In larger classes, set aside a few class periods or even a whole section of the term for this purpose. This way smaller groups are responsible for different topics on different days.

Aligning learning objectives with course activities and assessments

Here are some examples of how to think about the alignment of course objectives and activities and assessments. There are two major ways of approaching this. Either taking a course objective and determining its alignment with course activities and assessments, or vice versa.

Below, I have further divided these approaches according to how much energy and time is involved. For those of you who want to learn more about writing clearer course objectives, check out this website.

Take a course objective on your syllabus and determine whether it aligns with any of the activities in your course.

  1. Improve your understanding of the research methods employed by classical archaeologists
  2. Handling objects, completing in-class labs

Take a course objective > rewrite it so that it’s clearer > determine alignment with course activities.

  1. Improve your understanding of the research methods employed by classical archaeologists
  2. Critique research methods employed by classical archaeologists
  3. Participating in debates; hypothetical problem-solving; generating alternative approaches

Take a course activity and identify the existing course objective(s) that activity fulfills.

  1. Slide quizzes
  2. To discuss the cultural significance of selected major sites, structures, and objects

Take a course activity and write a course objective that the activity would fulfill.

  1. Looking for and evaluating the use of classical architectural features in modern architecture
  2. Compare and contrast classical and modern architecture; use knowledge obtained in class about classical architecture to identify and evaluate the use of classical features in modern architecture

Facilitate better instructor-student relationships

Rebrand ‘office hours’ as ‘student hours’ – and explain the reason for this.

The meaning of ‘office hours’ is obvious to many of us, but not to students who are unfamiliar with the idiosyncrasies of academia.

For them, showing up to ‘office hours’ may feel like an intrusion – and for good reason. I know I’m not alone in getting excited when no students show up and I can catch up on work. It’s no wonder students think that ‘office hours’ are really for you and not for them.

‘Student hours,’ on the other hand, puts more emphasis on the student from the very beginning.

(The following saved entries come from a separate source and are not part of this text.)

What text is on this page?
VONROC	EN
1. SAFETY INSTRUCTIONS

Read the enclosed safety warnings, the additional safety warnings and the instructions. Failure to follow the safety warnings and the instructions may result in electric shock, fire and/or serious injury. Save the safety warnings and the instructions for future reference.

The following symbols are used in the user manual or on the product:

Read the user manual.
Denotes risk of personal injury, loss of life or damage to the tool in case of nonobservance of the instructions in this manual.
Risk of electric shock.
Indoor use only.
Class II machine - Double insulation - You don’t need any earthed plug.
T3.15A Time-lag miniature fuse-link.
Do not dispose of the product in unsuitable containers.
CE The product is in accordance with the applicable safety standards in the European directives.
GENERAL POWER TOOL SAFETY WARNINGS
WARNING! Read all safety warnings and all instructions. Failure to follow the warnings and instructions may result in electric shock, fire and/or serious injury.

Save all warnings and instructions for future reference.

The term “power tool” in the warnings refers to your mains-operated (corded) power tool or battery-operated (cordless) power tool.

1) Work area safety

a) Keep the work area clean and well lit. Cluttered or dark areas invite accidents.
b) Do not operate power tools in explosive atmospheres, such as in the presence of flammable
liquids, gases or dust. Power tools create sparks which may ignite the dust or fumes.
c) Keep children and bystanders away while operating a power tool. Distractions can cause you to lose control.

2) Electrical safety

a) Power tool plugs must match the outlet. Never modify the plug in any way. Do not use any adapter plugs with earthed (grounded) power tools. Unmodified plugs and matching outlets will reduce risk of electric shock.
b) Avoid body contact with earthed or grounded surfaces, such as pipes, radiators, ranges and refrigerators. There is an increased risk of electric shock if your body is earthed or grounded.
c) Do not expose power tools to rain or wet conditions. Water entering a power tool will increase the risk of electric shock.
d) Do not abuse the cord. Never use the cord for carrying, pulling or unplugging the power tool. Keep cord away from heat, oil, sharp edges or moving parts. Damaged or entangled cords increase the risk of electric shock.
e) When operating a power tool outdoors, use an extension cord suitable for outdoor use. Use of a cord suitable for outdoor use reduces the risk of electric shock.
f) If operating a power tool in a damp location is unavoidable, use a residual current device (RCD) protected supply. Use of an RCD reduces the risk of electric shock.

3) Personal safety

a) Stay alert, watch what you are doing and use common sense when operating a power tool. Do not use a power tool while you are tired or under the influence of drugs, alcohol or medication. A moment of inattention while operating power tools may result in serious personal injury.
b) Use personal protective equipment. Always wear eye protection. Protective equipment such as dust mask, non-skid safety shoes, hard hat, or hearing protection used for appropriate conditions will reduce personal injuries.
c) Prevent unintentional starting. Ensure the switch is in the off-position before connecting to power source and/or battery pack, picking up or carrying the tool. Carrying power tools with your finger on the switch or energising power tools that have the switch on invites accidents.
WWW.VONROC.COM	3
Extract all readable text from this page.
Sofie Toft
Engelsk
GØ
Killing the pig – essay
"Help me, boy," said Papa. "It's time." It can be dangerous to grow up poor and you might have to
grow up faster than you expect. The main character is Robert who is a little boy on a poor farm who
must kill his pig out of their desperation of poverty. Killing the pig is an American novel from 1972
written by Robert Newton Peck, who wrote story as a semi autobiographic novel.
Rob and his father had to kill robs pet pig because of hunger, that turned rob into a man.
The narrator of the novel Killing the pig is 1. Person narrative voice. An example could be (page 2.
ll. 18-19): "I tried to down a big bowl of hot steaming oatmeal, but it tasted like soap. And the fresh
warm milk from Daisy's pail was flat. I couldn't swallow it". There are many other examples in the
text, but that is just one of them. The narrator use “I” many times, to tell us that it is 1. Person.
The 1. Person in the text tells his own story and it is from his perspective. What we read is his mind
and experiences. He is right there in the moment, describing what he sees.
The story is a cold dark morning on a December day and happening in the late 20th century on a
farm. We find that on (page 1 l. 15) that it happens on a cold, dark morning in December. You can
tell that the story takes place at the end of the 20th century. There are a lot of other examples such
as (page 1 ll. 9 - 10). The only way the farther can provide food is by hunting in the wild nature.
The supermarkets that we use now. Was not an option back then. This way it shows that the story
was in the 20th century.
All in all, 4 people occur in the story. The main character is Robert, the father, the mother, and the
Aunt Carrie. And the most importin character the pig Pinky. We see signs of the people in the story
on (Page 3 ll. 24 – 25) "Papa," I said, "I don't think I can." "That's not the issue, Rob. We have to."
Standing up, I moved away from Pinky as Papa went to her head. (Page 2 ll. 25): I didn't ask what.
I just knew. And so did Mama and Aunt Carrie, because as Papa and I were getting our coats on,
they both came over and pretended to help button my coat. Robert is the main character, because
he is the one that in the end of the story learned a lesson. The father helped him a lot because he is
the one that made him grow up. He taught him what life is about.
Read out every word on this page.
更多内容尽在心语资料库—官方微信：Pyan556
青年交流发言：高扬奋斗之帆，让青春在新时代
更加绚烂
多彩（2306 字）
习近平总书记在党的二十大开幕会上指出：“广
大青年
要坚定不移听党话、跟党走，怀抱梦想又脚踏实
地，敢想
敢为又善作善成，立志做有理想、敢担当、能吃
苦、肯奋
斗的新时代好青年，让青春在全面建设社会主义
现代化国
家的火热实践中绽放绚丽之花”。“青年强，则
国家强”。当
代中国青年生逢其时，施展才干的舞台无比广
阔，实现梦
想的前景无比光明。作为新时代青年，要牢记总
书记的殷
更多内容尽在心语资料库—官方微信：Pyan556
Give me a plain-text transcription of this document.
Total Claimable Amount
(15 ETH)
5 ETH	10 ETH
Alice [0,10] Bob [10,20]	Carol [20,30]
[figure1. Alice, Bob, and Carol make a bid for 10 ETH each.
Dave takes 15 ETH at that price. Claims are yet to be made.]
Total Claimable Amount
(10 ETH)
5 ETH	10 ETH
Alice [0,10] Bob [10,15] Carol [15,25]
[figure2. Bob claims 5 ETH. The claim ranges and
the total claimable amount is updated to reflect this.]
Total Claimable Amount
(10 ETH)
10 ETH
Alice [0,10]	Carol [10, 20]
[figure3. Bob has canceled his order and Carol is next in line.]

Set up more informal methods of asynchronous communication.

Every now and then, someone on social media resurrects the age-old complaint about students not understanding how to format emails. My usual response is a question: Well, have you taught them how to do it?

The answer is usually no, making their expectations unfair and unrealistic.

It would take no more than a few lines in your syllabus and a few minutes in class to level the playing field. You might also add a low-stakes homework assignment where students practice what they have learned by sending you a properly-formatted email.

But if this approach doesn’t appeal to you, provide students with an alternative mode of communicating with you asynchronously. 

Discord and Slack have become increasingly popular over the past few years. This is primarily for their effectiveness in promoting the kinds of spontaneous conversations that were common in physical classrooms. But they can also be useful as repositories for student questions, either during class time or outside of class. 

My recommendation: set up a channel for students to submit their questions. Make sure you are explicit about when you will be checking and responding to them. 

This is also a useful way of flagging questions that come up frequently, so you can address them in the next class period.

Question of the day: It’s your turn! Choose one approach (or you can do them all!) and brainstorm at least 3 ways you could implement it in your course. Of course, the goal of all this is to develop approaches that can be implemented RIGHT NOW, but if you can’t think of many ways to do that, that’s okay too.